Thanks for your advice.
Feb 16 2021 08:16 AM
Feb 21 2021 06:32 AM
Solution@LL10890 I asked the same question to Microsoft and below is their response, I hope it helps
Credentials are not stored - anywhere. They are ephemeral from the gateway’s perspective but may live encrypted within browser memory during the user’s current session.
The UI sends credentials by:
The encrypted value is sent in a HTTP header which is further encrypted by TLS/SSL
The server decrypts the value, when present and stores it in memory using the Windows Data Protection API (DPAPI)
When connecting to a resource, the gateway uses one of the following methods:
Scenarios for this include non-PowerShell paths such as SMB operations such as file uploads or downloads
The connection protects the values using DPAPI on the client and target server
WinRM connections use their own compression and symmetric encryption by default
Feb 23 2021 11:56 AM
@LL10890 Greetings, the question is? does MS Edge chrome or any browser leak your password if you save them in the browser? From what I can see when using WAC via Edge (MS Chrome version) at no point does it ask me to save my password to the browser so I assume it's a security function by default.

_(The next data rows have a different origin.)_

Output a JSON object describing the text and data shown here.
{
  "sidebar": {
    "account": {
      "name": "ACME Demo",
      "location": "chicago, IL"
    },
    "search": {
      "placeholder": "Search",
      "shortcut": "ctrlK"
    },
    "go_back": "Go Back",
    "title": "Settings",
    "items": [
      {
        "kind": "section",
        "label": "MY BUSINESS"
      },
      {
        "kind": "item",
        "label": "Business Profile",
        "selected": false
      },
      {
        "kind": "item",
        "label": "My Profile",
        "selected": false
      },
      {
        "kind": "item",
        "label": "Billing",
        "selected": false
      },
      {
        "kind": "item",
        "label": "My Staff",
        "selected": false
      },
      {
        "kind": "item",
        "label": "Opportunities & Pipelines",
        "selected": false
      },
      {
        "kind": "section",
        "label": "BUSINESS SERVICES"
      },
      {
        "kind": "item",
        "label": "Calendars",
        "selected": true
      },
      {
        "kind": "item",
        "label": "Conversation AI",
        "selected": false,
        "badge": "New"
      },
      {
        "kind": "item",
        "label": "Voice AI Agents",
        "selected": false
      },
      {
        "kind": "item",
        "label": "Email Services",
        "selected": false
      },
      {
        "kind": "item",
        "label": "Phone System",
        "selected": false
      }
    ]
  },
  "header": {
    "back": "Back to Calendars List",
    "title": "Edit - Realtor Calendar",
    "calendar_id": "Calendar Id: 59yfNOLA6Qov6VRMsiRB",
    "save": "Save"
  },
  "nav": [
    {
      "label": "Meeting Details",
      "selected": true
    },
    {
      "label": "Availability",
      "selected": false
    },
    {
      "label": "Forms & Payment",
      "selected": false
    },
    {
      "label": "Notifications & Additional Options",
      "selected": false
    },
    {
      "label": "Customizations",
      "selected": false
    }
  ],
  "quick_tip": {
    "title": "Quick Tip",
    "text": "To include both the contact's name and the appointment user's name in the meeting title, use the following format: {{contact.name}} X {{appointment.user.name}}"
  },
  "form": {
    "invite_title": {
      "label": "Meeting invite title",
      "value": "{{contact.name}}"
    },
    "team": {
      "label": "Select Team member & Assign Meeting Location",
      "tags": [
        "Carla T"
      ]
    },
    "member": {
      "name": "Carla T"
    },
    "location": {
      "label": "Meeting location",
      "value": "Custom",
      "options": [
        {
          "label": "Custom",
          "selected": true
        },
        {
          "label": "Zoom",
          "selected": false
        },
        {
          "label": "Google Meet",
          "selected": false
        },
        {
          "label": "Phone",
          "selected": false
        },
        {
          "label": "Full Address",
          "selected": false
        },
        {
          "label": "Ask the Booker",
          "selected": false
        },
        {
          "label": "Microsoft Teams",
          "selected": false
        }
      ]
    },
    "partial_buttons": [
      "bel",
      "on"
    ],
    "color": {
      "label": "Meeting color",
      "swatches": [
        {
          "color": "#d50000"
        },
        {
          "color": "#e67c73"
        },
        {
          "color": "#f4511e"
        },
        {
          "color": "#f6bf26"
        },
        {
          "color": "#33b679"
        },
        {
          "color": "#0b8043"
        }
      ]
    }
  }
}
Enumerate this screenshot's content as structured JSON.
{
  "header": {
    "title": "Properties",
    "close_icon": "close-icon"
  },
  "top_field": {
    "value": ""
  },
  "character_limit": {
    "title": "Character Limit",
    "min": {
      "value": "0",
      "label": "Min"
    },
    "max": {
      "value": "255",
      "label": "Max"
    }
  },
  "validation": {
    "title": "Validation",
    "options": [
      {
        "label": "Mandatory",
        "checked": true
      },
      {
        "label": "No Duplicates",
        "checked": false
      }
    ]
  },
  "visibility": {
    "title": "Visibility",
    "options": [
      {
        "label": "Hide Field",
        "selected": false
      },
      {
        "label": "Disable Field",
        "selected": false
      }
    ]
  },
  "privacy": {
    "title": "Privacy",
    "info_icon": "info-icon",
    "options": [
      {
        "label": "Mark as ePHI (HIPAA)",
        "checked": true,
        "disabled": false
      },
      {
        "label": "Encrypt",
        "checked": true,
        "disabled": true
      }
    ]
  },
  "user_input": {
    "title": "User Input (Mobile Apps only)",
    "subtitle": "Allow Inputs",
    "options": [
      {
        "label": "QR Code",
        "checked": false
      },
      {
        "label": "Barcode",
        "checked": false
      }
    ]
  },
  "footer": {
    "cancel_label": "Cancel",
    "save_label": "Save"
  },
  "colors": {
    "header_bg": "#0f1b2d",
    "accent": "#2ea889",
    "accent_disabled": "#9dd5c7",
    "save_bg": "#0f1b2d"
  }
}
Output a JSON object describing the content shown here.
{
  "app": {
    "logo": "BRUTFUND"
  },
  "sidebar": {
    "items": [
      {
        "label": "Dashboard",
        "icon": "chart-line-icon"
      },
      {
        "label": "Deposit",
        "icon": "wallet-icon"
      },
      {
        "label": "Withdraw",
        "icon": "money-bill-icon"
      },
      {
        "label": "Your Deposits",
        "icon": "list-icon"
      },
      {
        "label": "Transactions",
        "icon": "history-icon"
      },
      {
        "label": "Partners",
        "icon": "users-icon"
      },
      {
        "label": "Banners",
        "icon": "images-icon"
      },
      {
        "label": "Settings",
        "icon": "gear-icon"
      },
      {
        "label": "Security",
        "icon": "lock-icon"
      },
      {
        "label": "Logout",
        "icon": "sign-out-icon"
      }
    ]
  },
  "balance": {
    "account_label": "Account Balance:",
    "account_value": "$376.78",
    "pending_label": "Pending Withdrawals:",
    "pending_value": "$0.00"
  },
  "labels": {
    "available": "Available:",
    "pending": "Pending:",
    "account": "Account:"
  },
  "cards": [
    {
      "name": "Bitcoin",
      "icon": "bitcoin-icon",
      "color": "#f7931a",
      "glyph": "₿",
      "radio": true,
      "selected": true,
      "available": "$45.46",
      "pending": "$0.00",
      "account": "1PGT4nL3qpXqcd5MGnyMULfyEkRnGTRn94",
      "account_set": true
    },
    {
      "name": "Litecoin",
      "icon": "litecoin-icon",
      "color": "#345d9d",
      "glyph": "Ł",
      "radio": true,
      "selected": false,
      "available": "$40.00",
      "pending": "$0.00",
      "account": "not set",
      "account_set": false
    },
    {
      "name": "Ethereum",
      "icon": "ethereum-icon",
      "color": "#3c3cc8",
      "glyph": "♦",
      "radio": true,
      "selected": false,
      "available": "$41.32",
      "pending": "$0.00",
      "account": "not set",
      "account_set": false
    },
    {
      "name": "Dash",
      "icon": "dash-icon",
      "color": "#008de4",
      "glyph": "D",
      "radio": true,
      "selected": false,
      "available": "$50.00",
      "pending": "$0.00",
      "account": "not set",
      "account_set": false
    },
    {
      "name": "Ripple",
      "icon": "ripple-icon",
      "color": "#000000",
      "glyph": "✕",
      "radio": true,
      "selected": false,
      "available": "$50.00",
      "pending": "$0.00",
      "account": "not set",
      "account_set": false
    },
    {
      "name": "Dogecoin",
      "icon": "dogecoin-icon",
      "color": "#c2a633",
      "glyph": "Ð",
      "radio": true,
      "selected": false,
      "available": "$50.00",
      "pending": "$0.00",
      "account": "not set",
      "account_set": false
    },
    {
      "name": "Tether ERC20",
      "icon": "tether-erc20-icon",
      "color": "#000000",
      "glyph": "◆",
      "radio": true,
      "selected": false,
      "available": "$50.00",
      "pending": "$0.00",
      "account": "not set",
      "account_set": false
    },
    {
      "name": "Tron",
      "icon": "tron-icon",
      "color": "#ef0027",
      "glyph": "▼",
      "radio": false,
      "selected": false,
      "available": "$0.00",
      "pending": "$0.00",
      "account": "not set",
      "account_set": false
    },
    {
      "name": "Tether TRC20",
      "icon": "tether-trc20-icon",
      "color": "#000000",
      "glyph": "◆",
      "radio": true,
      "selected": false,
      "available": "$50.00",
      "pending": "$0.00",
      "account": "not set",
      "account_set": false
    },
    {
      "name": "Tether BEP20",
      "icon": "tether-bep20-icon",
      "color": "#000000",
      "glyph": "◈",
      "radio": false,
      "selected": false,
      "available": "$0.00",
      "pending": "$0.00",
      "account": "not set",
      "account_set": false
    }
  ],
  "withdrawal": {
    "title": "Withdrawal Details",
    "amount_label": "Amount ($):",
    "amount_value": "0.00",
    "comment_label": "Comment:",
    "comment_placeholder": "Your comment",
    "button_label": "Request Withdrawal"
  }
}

However, as WAC uses an SSL cert which is either self-signed or purchased your session is encrypted in any case. there is also the option to use InPrivate or application guard mode via the browser to add further security or you could use a sandbox version to windows 10 (if you use Win10 pro) to create a temp session for use when using WAC and once the container is closed all setting and history are reset to factory clean for next use. The sandbox option is overkill however I tested it and its all good. I have very paranoid friends.
If your on-prem then you can just use the internal IP and port which isn't exposing anything or if you have a work VPN then do the same, e.g. use internal IP and port for WAC. I assume you want to use the gateway so it can be used anywhere. I invested in a SSL cert to encrypt my WAC and use InPrivate mode in MS Edge when out and about.
However, there are times I don't have my laptop and need to access from another location so I trust in my SSL and redirected all traffic to HTTPS by default (and use incognito mode on whatever browser I'm using external which I have no control overkill as I have an SSL).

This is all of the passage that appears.